A High Bar for Overturning Fiduciary Decisions
Trust administration often requires judgment calls. A trustee may need to shift funds between principal and income, or decide how much weight to give competing interests among beneficiaries. This statute protects those decisions from being overturned simply because a judge would have chosen differently.
A court shall not change a fiduciary's decision to exercise or not to exercise a discretionary power conferred by this article unless it determines that the decision was an abuse of the fiduciary's discretion. A court shall not determine that a fiduciary abused its discretion merely because the court would have exercised the discretion in a different manner or would not have exercised the discretion.
A.R.S. § 14-7404(A)That standard matters for both trustees and beneficiaries. It gives trustees confidence to make reasonable allocation decisions without constant fear of litigation. And it assures beneficiaries that courts can still intervene when a trustee crosses the line into genuine abuse.
What Happens When a Court Finds Abuse
If a court determines that abuse of discretion occurred, it does not simply void the decision. The statute lays out a structured remedy: restore the beneficiaries to the positions they would have occupied.
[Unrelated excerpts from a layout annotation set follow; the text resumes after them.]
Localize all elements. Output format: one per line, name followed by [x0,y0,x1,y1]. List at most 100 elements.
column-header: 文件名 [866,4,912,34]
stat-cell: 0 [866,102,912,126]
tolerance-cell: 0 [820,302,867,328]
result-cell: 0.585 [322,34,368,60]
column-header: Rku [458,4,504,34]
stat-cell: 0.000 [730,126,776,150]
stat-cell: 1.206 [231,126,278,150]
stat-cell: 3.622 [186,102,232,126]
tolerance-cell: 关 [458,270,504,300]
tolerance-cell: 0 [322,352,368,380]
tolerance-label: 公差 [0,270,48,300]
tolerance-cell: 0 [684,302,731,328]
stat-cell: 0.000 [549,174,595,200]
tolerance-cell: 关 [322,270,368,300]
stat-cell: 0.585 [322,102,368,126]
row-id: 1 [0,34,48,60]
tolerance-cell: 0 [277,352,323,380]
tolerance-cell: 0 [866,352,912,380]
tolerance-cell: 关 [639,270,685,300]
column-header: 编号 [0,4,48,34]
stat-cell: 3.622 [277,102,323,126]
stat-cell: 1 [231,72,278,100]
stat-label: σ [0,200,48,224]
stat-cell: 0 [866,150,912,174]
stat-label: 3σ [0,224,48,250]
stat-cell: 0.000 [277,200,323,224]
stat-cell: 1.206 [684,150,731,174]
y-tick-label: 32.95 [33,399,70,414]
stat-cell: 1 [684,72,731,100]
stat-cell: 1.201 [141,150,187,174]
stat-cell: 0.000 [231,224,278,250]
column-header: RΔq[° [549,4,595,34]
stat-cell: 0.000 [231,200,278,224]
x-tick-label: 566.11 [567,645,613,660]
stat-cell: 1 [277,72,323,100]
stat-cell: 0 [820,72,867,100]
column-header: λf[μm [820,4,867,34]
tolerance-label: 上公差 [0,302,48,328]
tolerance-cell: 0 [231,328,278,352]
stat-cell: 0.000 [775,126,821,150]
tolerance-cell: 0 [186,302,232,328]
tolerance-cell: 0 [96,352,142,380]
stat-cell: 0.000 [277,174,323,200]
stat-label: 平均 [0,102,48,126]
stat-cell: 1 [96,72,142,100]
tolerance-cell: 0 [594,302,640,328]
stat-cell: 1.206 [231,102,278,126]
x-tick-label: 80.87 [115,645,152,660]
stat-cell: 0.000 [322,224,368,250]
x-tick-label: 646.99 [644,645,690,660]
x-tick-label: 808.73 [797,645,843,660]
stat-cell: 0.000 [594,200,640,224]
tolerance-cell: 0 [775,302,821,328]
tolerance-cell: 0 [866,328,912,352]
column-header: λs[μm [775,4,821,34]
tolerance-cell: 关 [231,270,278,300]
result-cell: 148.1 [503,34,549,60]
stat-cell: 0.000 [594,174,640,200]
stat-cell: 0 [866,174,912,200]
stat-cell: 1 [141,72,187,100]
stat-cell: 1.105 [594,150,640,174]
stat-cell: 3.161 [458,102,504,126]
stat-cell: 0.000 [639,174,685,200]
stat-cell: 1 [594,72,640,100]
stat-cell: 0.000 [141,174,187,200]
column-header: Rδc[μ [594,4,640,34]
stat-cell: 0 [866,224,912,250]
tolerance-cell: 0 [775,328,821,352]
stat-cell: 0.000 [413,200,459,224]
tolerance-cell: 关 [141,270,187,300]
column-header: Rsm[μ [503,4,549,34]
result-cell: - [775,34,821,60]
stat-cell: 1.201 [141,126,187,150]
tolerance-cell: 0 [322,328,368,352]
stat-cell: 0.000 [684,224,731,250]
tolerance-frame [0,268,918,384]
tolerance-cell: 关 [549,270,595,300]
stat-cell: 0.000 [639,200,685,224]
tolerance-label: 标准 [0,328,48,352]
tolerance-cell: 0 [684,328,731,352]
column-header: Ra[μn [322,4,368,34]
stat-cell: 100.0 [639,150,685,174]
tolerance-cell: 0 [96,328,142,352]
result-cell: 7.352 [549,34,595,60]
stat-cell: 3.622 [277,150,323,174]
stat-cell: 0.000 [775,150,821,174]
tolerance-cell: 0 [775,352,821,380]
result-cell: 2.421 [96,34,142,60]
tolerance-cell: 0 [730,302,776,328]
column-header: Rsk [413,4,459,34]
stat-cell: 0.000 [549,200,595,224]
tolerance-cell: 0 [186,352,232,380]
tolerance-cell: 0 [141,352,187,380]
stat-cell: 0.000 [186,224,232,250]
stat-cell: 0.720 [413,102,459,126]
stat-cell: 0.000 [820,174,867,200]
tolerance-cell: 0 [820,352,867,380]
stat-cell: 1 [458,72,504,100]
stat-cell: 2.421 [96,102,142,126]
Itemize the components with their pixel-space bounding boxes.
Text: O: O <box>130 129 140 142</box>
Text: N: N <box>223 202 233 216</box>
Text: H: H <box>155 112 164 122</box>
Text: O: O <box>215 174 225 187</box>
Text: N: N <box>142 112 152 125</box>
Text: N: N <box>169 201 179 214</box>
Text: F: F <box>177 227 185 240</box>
That may mean requiring the fiduciary to make a distribution, withhold future distributions from a beneficiary who received too much, or in serious cases, pay from the fiduciary's own funds.
To the extent that the abuse of discretion has not resulted in a distribution to a beneficiary or a distribution that is too small, the court shall require the fiduciary to distribute from the trust to the beneficiary an amount that the court determines will restore the beneficiary, in whole or in part, to that person's appropriate position.
A.R.S. § 14-7404(C)(1)Fiduciaries can also seek advance approval. By filing a petition describing a proposed exercise of discretion, a fiduciary can ask the court to rule on whether the action would constitute abuse. If the petition includes sufficient information, the burden shifts to any beneficiary who objects to prove the proposal would be improper.